Spontan sei er vorbeigekommen, betont Monsieur Lazhar, er habe in Algier als Lehrter gearbeitet. Nun hat er eine neue Aufgabe und die Klasse der Verstorbenen hat einen neuen Lehrer. Herr Lazhar krempelt erstmal alles um. Von moderner Pädagogik und gruppendynamischer Sitzordnung will der Algerier nichts wissen und auch mit der kindgerechten Benennung von Wortgruppen kann der gebildete Mann nicht viel anfangen. Und auch wenn sich die Klasse gegen einen Balzac-Text als Diktat sträubt, so langsam baut sich zwischen den Schülern und den neuen Lehrer eine stabilisierende Beziehung auf.
Selbstmord einer Lehrerin
Nur will in der Schule niemand über den Selbstmord der Lehrerin reden, obwohl die Klasse und vor allem Simon und Alice, die die Lehrerin entdeckt haben, noch immer schwer darunter leidet. Monsieur Lazhar läuft mit seinen Versuchen den Tod zu thematisieren gegen Mauern.
Schon in seinem dritten Spielfilm „Ich schwör’s, ich war’s nicht“ (OT: C’est pas moi, je le jure!“, 2008) beschäftigte sich Regisseur und Autor Phillippe Falardeau mit dem Thema des Aufwachsens. Sein zehnjähriger Held versucht sich das Leben zu nehmen. Das brachte dem Film einige Anerkennung und auch auf der Berlinale eine Auszeichnung. Nur ein Vertrieb wollte sich für den sehenswerten Film nicht finden. So ist „Monsieur Lazhar“ der erste Film Falardeaus, der auch in Deutschland in den Kinos läuft.
Mit leisen Tönen und warmen Humor nähert sich der Film in Gestalt der Hauptfigur Bashir Lazhar einem schwierigen Thema. Es geht weniger um den Schulalltag als solchen, als um die modernen Tabus, um die mangelnde Auseinandersetzung mit Tod und Trauer. In der kanadischen Großstadt Montreal braucht es den Algerier Lazhar, um den Kindern einen Weg zu zeigen, mit ihrer Trauer fertig zu werden. Dabei ist der Unterricht für den Asylbewerber selbst ein Weg aus der Trauer, denn in Algier wurden seine Frau und seine Kinder getötet.
Trauma-Bewältigung im Unterricht
Und obwohl „Monsieur Lazhar“ keineswegs ein Kinderfilm ist, ist es genau der kindliche, der naive Ansatz mit dem der Aushilfslehrer versucht die komplexen Gefühle hervorzuholen und zu thematisieren. Das hat universelle Gültigkeit und lässt sich aus dem frankokanadischen Montreal auch auf unsere Gesellschaft übertragen.

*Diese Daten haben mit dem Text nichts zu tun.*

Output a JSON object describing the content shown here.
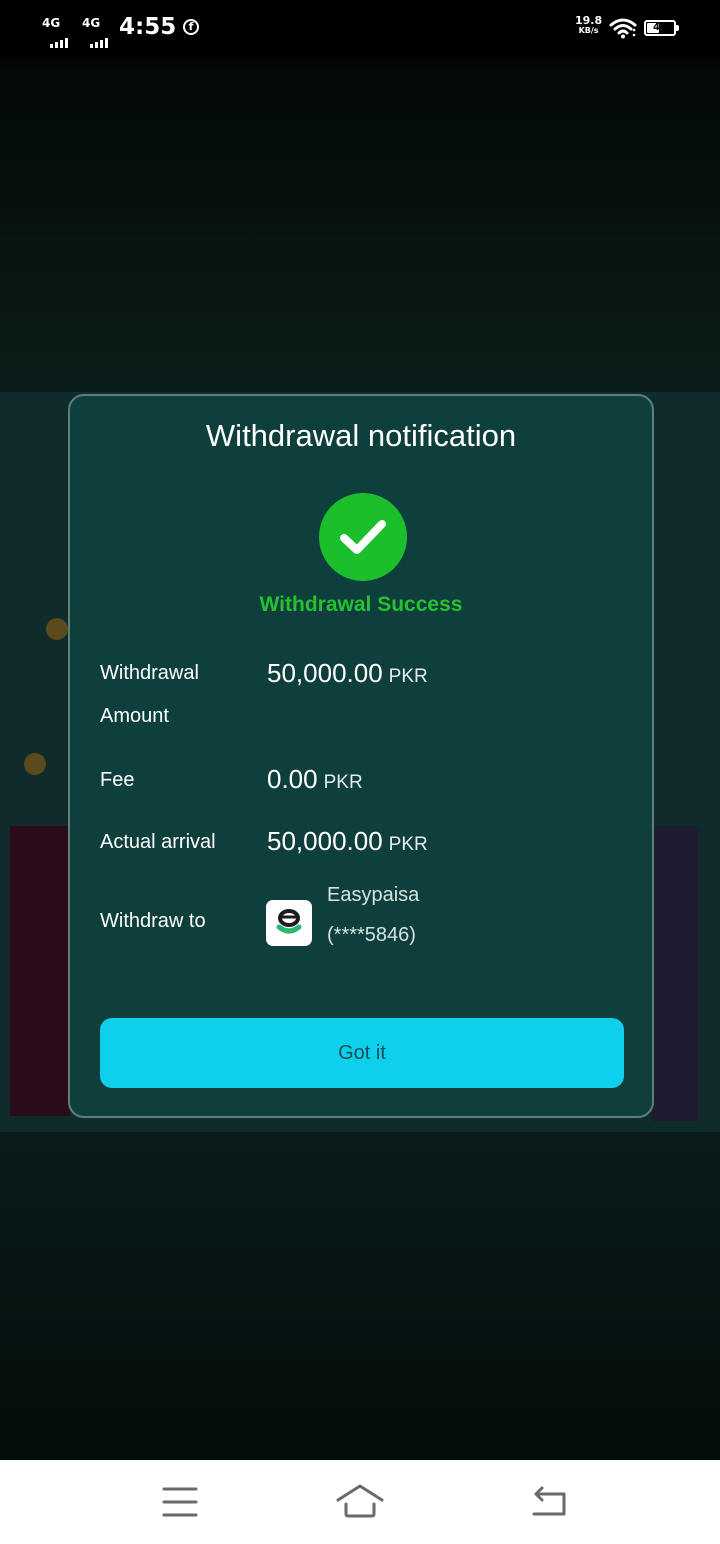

Neben Mohammed Fellag sind es vor allem die Kinderdarsteller Sophie Nélisse als Alice und Èmilien Néron als Simon die in dem Film beeindrucken. Der Algerier Fellag ist in seiner Heimat als Komödiant und Autor ein großer Star. Als Schauspieler war er bisher in Nebenrollen in einigen französischen Produktionen zu sehen. „Monsieur Lazhar“ ist seine erste Hauptrolle und Fellag begeistert mit großer Tiefe, die in der Figur zum Ausdruck kommt.

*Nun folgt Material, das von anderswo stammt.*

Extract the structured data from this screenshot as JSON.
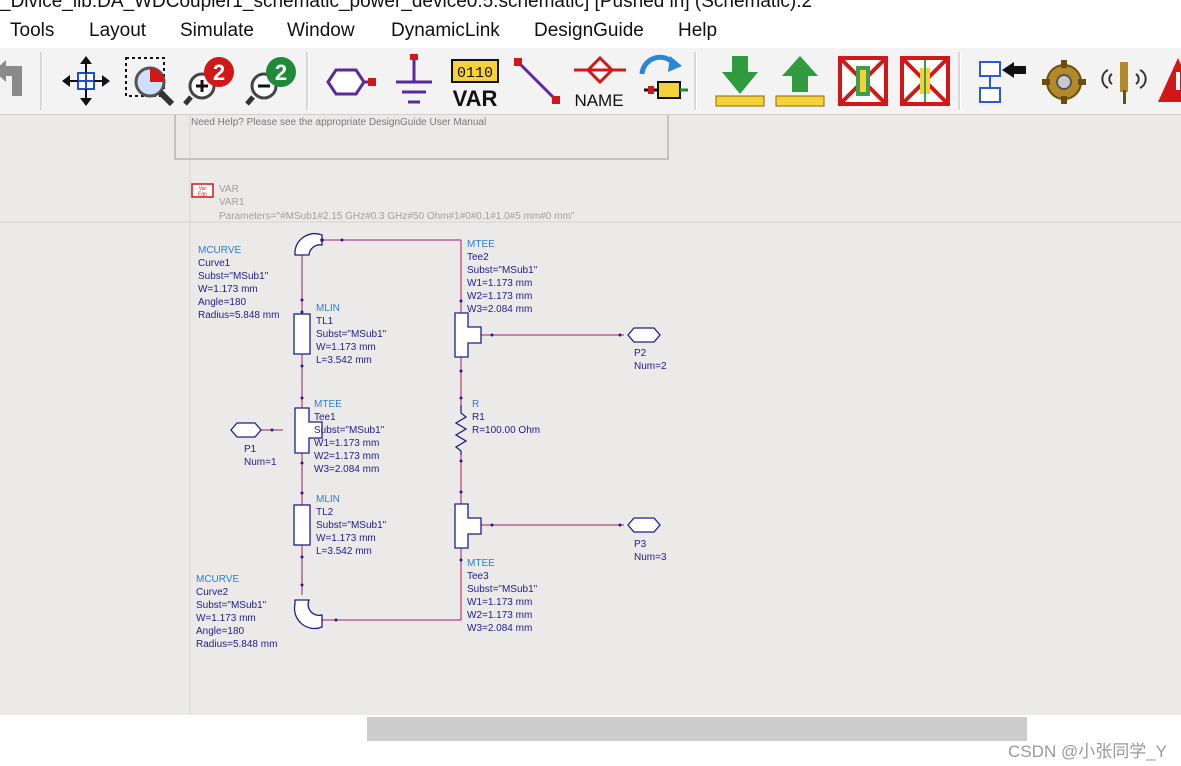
{
  "window": {
    "title": "_Divice_lib:DA_WDCoupler1_schematic_power_device0.5:schematic] [Pushed in] (Schematic):2"
  },
  "menu": [
    "Tools",
    "Layout",
    "Simulate",
    "Window",
    "DynamicLink",
    "DesignGuide",
    "Help"
  ],
  "toolbar": {
    "var_label": "VAR",
    "var_digits": "0110",
    "name_label": "NAME",
    "zoom2_label": "2",
    "buttons": [
      "rotate-icon",
      "move-icon",
      "zoom-area-icon",
      "zoom-in-2x-icon",
      "zoom-out-2x-icon",
      "port-icon",
      "ground-icon",
      "var-icon",
      "wire-icon",
      "name-icon",
      "simulate-icon",
      "push-in-icon",
      "pop-out-icon",
      "deactivate-icon",
      "deactivate-short-icon",
      "hierarchy-icon",
      "gear-icon",
      "tuning-icon",
      "alert-icon"
    ]
  },
  "designguide": {
    "help_text": "Need Help?  Please see the appropriate DesignGuide User Manual"
  },
  "var_block": {
    "icon_text_1": "Var",
    "icon_text_2": "Eqn",
    "type": "VAR",
    "name": "VAR1",
    "params": "Parameters=\"#MSub1#2.15 GHz#0.3 GHz#50 Ohm#1#0#0.1#1.0#5 mm#0 mm\""
  },
  "components": {
    "curve1": [
      "MCURVE",
      "Curve1",
      "Subst=\"MSub1\"",
      "W=1.173 mm",
      "Angle=180",
      "Radius=5.848 mm"
    ],
    "tl1": [
      "MLIN",
      "TL1",
      "Subst=\"MSub1\"",
      "W=1.173 mm",
      "L=3.542 mm"
    ],
    "tee1": [
      "MTEE",
      "Tee1",
      "Subst=\"MSub1\"",
      "W1=1.173 mm",
      "W2=1.173 mm",
      "W3=2.084 mm"
    ],
    "tl2": [
      "MLIN",
      "TL2",
      "Subst=\"MSub1\"",
      "W=1.173 mm",
      "L=3.542 mm"
    ],
    "curve2": [
      "MCURVE",
      "Curve2",
      "Subst=\"MSub1\"",
      "W=1.173 mm",
      "Angle=180",
      "Radius=5.848 mm"
    ],
    "tee2": [
      "MTEE",
      "Tee2",
      "Subst=\"MSub1\"",
      "W1=1.173 mm",
      "W2=1.173 mm",
      "W3=2.084 mm"
    ],
    "r1": [
      "R",
      "R1",
      "R=100.00 Ohm"
    ],
    "tee3": [
      "MTEE",
      "Tee3",
      "Subst=\"MSub1\"",
      "W1=1.173 mm",
      "W2=1.173 mm",
      "W3=2.084 mm"
    ],
    "p1": [
      "P1",
      "Num=1"
    ],
    "p2": [
      "P2",
      "Num=2"
    ],
    "p3": [
      "P3",
      "Num=3"
    ]
  },
  "status": {
    "watermark": "CSDN @小张同学_Y"
  },
  "colors": {
    "label_type": "#2c7fd0",
    "label_text": "#1e1e8c",
    "wire": "#a0206a",
    "component": "#1e1e8c",
    "grid_line": "#d6d3d3"
  }
}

Dabei braucht es keine großen Gesten oder große Worte, um das Leid des Monsieur Lazhar zu zeigen. Hinter einem demütigen Lächeln zeugen wache und traurige Augen von dem eigenen Verlust. Erst wenn Bashir Lazhar unterrichtet, verschwindet der Schmerz für einige Zeit. Dadurch ist er in der Lage, das Leid der Kinder zu erkennen und zu lindern.
Doch vor allem weiß das Drama „Monsieur Lazhar“ filmisch zu überzeugen: Das Drehbuch ist von seltener Tiefe und es gelingt dem Drehbuchautor Falardeau eine anrührende Geschichte ohne Pathos und mit viel Feingefühl zu erzählen. Die bildliche Umsetzung schafft es, den Räumlichkeiten der Schule erstaunliche atmosphärische Vielfalt abzugewinnen und so in einem Mikrokosmos eine ganze Welt auszubreiten.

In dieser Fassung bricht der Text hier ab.